Adanya
keterbatasan undang-undang yang dibuat sehingga hanya efektif sebagian karna
kurang kuatnya hukum terhadap instansi pemerintah,korporasi dan sebagainya.Hal
ini bisa saja digunakan dalam hal penyalahgunaan serta penyimpangan hal – hal yang
telah di atur dalam UU dalam UU Telekomunikasi.
UU Telekomunikasi yang dibentuk sebelum lahirnya KPK,
misalnya, belum mengakomodir keberadaan lembaga pimpinan Tumpak Hatorangan
Panggabean ini.

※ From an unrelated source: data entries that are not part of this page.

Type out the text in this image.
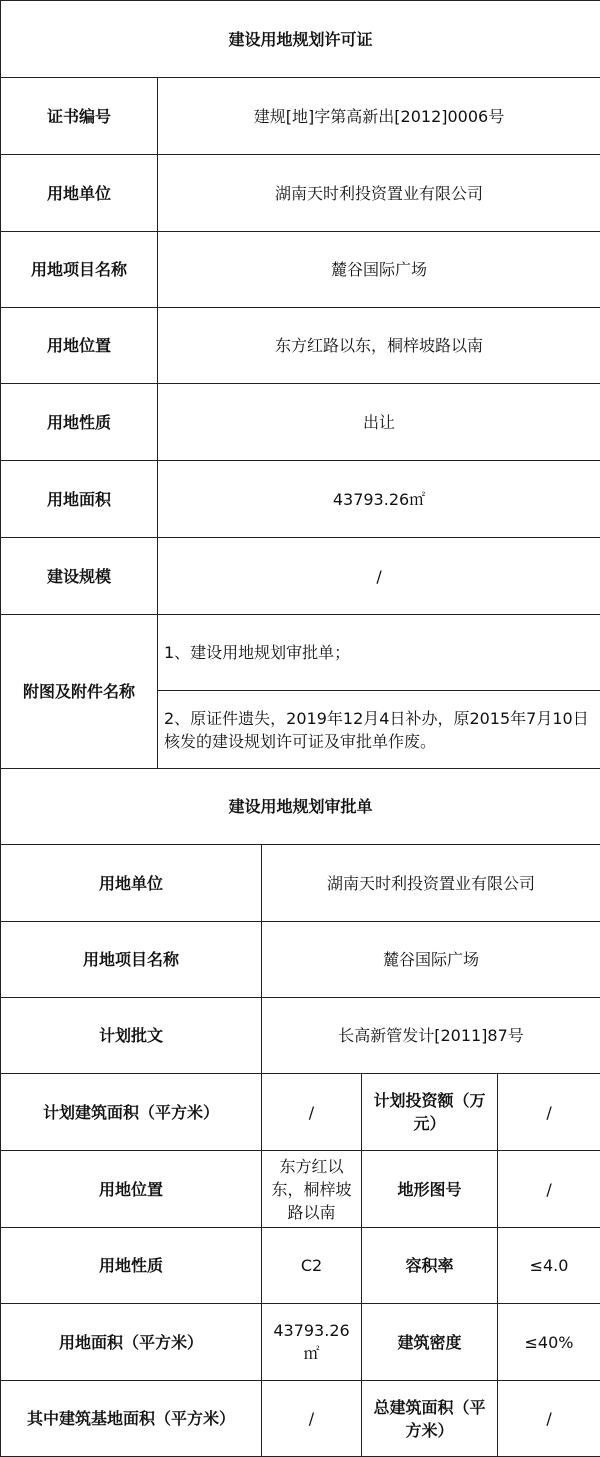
建设用地规划许可证	
证书编号	建规[地]字第高新出[2012]0006号
用地单位	湖南天时利投资置业有限公司
用地项目名称	麓谷国际广场
用地位置	东方红路以东，桐梓坡路以南
用地性质	出让
用地面积	43793.26㎡
建设规模	/
附图及附件名称	1、建设用地规划审批单；
	2、原证件遗失，2019年12月4日补办，原2015年7月10日核发的建设规划许可证及审批单作废。
建设用地规划审批单			
用地单位	湖南天时利投资置业有限公司		
用地项目名称	麓谷国际广场		
计划批文	长高新管发计[2011]87号		
计划建筑面积（平方米）	/	计划投资额（万元）	/
用地位置	东方红以东，桐梓坡路以南	地形图号	/
用地性质	C2	容积率	≤4.0
用地面积（平方米）	43793.26㎡	建筑密度	≤40%
其中建筑基地面积（平方米）	/	总建筑面积（平方米）	/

Atau prosedur penyadapan yang diatur dalam UU Narkotika berbeda
dengan prosedur yang selama ini digunakan KPK. Akibatnya, tindakan penyadapan
oleh penegak hukum berjalan sporadis.
UU
No. 36/1999 tentang Telekomunikasi mengancam pidana terhadap perbuatan :
1.
memanipulasi
akses ke jaringan telekomunikasi
2.
menimbulkan
gangguan fisik dan eletromagnetik terhadap penyelenggaraan telekomunikasi
“semua tindak pidana dalam uu no.36 tahun 1999 dinyatakan
sebagai tindakan kejahatan” Didalam bab vii (ketentuan pidana)sama sekali tidak
ada ketentuan tentang pertanggungjawaban terhadap korporasi padahal :“Penyelenggara
Telekomunikasi” dapat berupa koperasi,BUMN, badan usaha swasta dan instansi
pemerintah
Menghadapi kondisi demikian seyogyanya ada keberanian dan
inovasi dari penegak hukum untuk mengefektifkan peraturan yang ada dengan
melakukan interpretasi atau kontruksi hukum yang bersumber pada teori atau ilmu
hukum,pendapat ahli,jurisprudensi,atau bersumber dari ide-ide dasar yang secara
konseptual dapat dipertanggungjawabkan.